Some of downtown Montreal’s key economic indicators are heading in the wrong direction.

Office and retail vacancies in the city’s central core continued to climb in the fourth quarter of 2020, according to a quarterly report released Thursday by the Urban Development Institute of Quebec and the Montréal Centre-Ville merchants association. The report, whose first edition was published in October, aims to paint a socio-economic picture of the downtown area.

The survey also found office space available for sublet had increased during the fourth quarter, which may foreshadow even more vacancies when leases expire. On the residential front, condo sales fell as new listings soared — a sign that the downtown area may be losing some of its appeal to homeowners.

“It’s impossible not to be preoccupied by the rapid increase in office vacancies,” Jean-Marc Fournier, the former Quebec politician who now heads the UDI, said Thursday in an interview.

Still, with COVID-19 vaccinations set to accelerate in the coming months, “the economic picture is bound to improve,” he said. “People will start returning downtown. It’s much too early to say the office market is going to disappear.”
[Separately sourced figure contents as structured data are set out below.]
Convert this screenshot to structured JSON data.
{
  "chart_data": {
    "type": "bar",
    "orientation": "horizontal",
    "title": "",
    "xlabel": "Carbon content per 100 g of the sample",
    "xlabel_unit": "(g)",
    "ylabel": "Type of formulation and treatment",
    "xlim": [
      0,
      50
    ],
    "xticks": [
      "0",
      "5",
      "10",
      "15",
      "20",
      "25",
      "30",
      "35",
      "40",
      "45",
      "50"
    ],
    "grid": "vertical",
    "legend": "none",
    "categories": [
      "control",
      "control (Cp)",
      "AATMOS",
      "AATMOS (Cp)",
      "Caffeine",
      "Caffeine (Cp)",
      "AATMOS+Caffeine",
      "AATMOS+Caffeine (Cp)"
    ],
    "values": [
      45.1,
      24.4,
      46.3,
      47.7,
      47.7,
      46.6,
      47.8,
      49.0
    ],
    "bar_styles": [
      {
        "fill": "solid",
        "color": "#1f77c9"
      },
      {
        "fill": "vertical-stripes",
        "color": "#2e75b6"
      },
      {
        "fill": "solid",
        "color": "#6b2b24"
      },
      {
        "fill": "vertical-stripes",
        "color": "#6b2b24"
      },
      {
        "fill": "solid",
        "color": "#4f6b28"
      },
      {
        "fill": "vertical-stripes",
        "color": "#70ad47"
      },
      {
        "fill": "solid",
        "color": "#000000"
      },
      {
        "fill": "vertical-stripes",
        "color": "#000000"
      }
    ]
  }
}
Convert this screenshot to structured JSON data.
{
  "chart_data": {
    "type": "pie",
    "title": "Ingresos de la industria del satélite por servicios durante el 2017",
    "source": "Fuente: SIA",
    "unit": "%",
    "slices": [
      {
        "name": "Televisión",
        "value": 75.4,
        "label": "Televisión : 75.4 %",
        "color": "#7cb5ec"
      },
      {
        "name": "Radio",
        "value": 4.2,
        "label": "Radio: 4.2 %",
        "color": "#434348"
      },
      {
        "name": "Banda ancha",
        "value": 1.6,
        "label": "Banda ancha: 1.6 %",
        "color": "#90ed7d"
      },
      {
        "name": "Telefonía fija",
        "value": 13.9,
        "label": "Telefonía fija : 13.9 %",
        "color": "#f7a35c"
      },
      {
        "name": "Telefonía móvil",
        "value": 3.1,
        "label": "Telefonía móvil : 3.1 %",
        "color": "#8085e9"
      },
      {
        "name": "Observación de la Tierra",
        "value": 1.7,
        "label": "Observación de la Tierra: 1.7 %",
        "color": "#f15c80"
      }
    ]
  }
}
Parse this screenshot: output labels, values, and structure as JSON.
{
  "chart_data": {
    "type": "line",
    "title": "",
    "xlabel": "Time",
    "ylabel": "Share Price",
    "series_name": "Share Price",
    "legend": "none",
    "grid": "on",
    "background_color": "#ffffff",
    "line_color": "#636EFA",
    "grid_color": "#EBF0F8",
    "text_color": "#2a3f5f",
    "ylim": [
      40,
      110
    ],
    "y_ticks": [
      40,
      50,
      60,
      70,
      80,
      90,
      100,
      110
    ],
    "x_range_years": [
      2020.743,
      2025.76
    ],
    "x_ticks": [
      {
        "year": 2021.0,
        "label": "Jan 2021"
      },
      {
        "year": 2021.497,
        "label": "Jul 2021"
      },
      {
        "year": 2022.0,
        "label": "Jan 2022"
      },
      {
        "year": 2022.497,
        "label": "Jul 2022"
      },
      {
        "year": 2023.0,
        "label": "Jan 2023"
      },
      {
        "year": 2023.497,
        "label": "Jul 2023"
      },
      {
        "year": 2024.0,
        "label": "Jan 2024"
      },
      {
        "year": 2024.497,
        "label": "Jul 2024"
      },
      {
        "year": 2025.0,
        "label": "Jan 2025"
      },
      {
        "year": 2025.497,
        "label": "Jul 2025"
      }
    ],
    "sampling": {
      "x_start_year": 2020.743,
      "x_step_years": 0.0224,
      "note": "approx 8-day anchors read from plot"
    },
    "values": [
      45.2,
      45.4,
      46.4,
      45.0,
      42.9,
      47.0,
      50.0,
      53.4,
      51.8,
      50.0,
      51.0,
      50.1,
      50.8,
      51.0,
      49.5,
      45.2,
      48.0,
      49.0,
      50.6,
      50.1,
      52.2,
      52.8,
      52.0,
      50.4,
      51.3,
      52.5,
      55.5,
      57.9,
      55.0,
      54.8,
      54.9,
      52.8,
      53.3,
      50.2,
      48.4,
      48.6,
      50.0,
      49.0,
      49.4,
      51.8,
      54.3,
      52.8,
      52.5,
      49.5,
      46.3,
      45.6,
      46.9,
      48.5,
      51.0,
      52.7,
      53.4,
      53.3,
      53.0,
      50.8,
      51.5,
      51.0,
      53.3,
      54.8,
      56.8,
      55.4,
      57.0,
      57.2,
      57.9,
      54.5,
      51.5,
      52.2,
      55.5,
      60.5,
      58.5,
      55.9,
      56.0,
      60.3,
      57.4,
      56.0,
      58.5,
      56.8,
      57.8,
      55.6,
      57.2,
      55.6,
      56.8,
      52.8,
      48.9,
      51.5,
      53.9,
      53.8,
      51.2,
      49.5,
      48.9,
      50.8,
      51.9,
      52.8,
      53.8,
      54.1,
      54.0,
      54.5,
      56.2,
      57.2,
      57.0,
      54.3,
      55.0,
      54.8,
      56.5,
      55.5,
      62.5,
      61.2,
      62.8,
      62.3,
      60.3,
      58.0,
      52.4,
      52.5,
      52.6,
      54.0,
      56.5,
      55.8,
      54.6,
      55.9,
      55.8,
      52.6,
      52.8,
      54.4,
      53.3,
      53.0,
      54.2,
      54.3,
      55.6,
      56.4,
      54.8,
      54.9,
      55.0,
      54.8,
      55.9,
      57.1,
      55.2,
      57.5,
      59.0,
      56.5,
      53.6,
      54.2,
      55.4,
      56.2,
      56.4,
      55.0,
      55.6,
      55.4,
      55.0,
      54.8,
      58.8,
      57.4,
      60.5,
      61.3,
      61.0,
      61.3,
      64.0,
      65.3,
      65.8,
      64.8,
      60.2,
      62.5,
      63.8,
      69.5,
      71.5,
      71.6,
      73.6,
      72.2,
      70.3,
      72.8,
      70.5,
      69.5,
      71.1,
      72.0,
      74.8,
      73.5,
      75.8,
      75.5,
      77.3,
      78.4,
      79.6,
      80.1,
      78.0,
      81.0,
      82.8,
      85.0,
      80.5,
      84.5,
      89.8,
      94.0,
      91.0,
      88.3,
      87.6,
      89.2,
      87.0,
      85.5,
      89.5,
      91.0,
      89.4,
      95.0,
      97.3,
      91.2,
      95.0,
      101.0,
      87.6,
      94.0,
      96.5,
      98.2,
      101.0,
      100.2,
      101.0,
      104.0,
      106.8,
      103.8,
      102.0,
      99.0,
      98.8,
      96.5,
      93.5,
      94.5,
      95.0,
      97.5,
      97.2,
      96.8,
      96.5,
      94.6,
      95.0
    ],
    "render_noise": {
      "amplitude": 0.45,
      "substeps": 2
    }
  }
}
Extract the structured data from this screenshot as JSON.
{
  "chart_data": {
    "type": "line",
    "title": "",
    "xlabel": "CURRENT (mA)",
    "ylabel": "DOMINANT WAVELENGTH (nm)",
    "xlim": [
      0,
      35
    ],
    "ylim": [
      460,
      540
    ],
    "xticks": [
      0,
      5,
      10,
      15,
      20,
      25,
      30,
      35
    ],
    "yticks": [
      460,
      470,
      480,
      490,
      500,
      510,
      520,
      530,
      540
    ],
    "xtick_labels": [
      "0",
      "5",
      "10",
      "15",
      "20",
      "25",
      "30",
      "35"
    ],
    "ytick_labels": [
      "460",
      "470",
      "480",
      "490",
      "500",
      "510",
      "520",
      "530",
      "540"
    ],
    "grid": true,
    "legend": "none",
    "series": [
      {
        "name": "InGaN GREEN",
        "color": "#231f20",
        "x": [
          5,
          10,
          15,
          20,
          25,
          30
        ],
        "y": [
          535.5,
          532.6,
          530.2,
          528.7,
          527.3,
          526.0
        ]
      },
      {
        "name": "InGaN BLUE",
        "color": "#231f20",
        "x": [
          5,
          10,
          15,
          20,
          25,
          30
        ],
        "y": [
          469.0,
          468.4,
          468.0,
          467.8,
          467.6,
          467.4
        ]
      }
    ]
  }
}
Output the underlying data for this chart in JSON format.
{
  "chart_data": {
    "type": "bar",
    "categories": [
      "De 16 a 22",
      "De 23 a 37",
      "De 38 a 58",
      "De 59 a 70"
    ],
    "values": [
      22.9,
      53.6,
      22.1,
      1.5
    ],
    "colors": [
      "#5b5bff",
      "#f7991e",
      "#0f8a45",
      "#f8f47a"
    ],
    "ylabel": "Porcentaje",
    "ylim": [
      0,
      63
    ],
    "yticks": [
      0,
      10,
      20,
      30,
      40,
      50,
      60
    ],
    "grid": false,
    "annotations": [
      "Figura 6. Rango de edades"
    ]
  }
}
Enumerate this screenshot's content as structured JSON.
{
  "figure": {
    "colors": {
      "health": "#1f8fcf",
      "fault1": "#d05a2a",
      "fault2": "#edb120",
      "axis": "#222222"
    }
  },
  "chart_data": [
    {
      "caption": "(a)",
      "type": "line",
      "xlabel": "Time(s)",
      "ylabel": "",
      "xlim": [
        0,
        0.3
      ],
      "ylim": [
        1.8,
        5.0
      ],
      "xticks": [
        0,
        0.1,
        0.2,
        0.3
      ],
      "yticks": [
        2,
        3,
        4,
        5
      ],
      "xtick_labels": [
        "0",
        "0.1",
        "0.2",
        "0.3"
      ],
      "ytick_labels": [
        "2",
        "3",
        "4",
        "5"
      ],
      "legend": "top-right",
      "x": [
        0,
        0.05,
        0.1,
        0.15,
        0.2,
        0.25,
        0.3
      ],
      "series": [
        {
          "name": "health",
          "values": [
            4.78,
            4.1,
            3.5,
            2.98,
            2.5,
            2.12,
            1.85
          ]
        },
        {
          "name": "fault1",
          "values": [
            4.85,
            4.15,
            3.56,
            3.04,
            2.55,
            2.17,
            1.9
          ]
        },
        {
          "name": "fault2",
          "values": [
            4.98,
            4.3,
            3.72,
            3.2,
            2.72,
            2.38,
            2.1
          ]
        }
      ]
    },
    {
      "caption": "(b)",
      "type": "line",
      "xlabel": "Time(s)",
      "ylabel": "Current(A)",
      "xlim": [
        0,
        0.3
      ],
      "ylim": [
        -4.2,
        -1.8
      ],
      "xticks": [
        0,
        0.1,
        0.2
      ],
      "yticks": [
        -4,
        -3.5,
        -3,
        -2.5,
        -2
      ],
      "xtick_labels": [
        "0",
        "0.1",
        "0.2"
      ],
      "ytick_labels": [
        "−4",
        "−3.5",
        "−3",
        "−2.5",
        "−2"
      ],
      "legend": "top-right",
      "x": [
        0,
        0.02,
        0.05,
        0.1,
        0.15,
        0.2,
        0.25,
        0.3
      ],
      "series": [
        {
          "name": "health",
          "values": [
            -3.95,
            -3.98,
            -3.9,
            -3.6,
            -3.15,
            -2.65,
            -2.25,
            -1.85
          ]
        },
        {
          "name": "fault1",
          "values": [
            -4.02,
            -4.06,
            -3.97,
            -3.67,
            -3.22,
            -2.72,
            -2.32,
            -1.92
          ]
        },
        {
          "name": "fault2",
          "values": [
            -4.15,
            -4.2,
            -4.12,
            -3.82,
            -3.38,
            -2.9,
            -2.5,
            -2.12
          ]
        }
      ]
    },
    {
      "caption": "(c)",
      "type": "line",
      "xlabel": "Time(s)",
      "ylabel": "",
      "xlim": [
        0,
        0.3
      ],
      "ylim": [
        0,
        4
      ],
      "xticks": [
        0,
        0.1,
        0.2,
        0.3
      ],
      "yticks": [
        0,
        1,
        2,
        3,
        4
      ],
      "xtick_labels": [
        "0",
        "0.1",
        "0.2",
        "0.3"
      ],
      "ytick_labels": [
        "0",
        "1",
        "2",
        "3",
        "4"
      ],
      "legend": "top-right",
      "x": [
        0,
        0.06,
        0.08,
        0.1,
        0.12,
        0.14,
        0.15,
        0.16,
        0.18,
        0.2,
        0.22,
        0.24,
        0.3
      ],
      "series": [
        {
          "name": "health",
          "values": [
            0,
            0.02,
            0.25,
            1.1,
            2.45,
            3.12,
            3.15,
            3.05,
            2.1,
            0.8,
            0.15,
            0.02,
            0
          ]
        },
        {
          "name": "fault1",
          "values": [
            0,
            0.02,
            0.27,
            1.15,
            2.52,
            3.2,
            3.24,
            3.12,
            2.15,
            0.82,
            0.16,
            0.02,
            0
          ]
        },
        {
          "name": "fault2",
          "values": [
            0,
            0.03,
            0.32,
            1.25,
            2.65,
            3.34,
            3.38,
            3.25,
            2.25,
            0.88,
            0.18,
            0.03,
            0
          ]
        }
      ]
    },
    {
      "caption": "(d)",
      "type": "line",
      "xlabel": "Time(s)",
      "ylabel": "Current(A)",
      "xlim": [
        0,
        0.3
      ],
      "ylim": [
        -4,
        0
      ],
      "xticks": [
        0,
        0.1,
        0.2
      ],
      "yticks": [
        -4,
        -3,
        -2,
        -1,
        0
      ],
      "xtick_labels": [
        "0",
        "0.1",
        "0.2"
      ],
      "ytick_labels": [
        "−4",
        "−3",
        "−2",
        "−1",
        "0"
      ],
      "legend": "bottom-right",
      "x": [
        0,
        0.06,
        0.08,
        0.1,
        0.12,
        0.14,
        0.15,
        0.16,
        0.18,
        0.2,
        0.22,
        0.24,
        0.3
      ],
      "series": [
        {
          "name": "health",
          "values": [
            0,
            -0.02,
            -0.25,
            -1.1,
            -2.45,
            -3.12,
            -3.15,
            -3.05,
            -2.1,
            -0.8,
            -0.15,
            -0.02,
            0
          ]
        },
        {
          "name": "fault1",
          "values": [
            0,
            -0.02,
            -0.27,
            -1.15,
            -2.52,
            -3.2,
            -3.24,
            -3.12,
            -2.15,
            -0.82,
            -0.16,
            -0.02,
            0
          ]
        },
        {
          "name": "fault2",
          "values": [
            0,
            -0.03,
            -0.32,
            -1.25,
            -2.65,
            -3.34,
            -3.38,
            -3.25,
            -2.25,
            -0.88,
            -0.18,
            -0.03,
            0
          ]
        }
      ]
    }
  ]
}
Public health measures implemented since the start of the pandemic almost a year ago — such as caps on office capacity — have deprived downtown Montreal of more than 500,000 workers and students. A mere 4,163 university and CEGEP students attended in-person classes in the second quarter, the most recent period for which figures are available. Border closures and travel restrictions have also brought tourism to a standstill, hurting hotels and thousands of local businesses.

Seventy per cent of downtown workers carried out their professional activities at home more than three days a week during the fourth quarter, the report said, citing an online survey of 1,000 Montreal-area residents conducted last month.